I usually write a weekly zero waste/green diary, but lately I've been fighting off depression. Usually I think of depression as a sadness brought on by one's physiological condition rather than caused by outside events, so in that sense I am merely sad. My kids were worried that I was sad because of them misbehaving or something, so I told them why I'm sad. I can't get a new job.
I so know that I have absolutely no right to complain or feel sad. I have a job and it does pay me enough to scrape by from one month to the next. If I tighten my belt and eat more beans and rice, I can probably even save a little each month. But my company isn't doing too well. Last year they laid off two thirds of their workers and this year for several months we were all cut back to three days a week. Lately we've been working four days a week and I just heard that we are back to full time. And that does make me happy, but I still am very nervous about the long-term prospects for the company.
At any rate, I've been looking, particularly when I was at three days a week and on unemployment. To qualify for unemployment here in Massachusetts one needs to apply for at least three jobs a week. And again, there, I have zero right to complain. I've been getting phone interviews and many in person interviews. I think I'm nearing a dozen in-person interviews now. At least I'm getting responses on my resume. But the rejection seems so much harder to take when it's gotten to that stage, when everyone at the interviewing company is friendly and I did well on the programming tests and then to get the email. Because then I can't help thinking it's not my skills or my business experience--it's me. I'm simply not liked for some reason.

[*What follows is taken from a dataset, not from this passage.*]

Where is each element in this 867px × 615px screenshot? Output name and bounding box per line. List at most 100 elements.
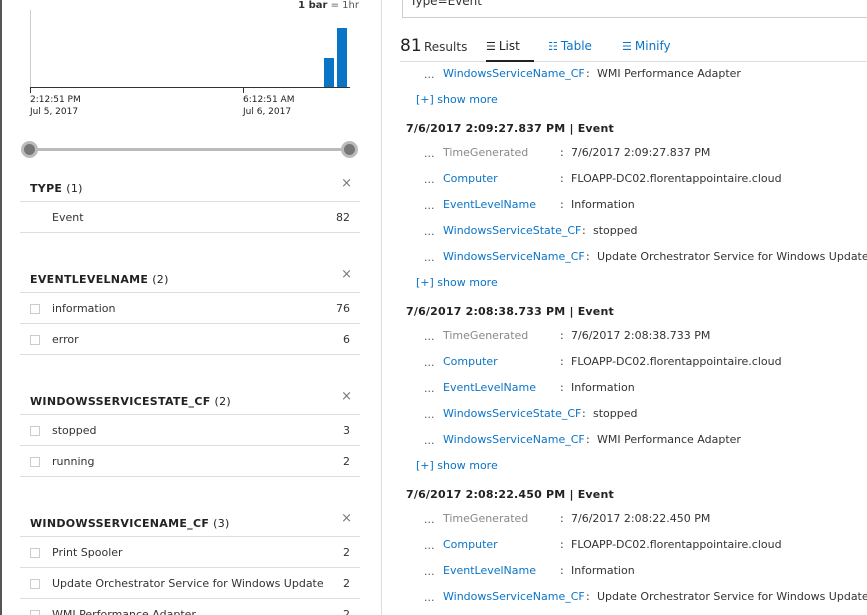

Rationally I know that's not the case. I never had a problem getting a job before. The real problem is that I know a thousand people are applying for each job, and even at the interview stage they are probably interviewing ten candidates. There just aren't enough jobs for the population.
Rationally I know that with advancing computer programs and robotics and with looser trade laws and more outsourcing options, this lack of jobs will inexorably deepen over time. Also, on a more cheerful level I feel that there is a fundamental shaking out going on, and parasitic companies that don't contribute something useful to our economy are feeling the first pangs of extinction. The only problem is that the American economy seems to mostly be made up of those bloodsucking companies--they employ a lot of people.
The thing that gets me is that I did everything right. I've got an Ivy League degree, and not in something foofy like semiotics. I've got a B.S. in math. I've got a couple decades of pertinent and useful work experience and for the niche I'm in, SAS programming, there is at least still a lot of demand. And I live in Boston and am centrally located to commute to lots of places. If I can't get a freaking new job, then what about people who didn't make it through college? What about people who happened to pick jobs and skills that are now obsolete? What about people just graduating from college without any work experience? What about people who live in a depressed area? What about people who aren't currently employed? Things are bad out there.
Worse, I feel this prickly sense of desperation. I just recently watched The Lives of Others, a film about living under the oppressive East German communist system. I recognized myself a little in some of it. One of my potential employers grilled me on my thoughts about Wikileaks and Julian Assange, and warned me that I would not get hired if I had posted anything favorable or donated money to them--my background would be checked. And at work there is the slow erosion of moral niceties. Faced with the specter of homelessness, that fear is gnawing away at my sense of self, at the idea of myself as an upstanding citizen. Especially having kids, the fear bites harder.
If I had a different biochemistry I'd probably be turning to drink. And I'm not going to turn to antidepressants when I have a perfectly reasonable cause for being sad--this is not a biochemical imbalance. So instead, I'm hypercaffeinating myself and regressing into the escapist practices of my bullied youth. I raided my daughters' bookcase and I'm reading Harry Potter for the first time. I started with the Sorcerer's Stone last week, and I'm halfway through the Order of the Phoenix. I'm feeling especially cheered by this book because it's resonating with my real world problems.
I am also keeping up with my fish oil, and I know I should be doing more with getting out in the sunshine and going for long walks. I know the things to do to help with mood. But the best thing to help my mood would be being able to get a new job.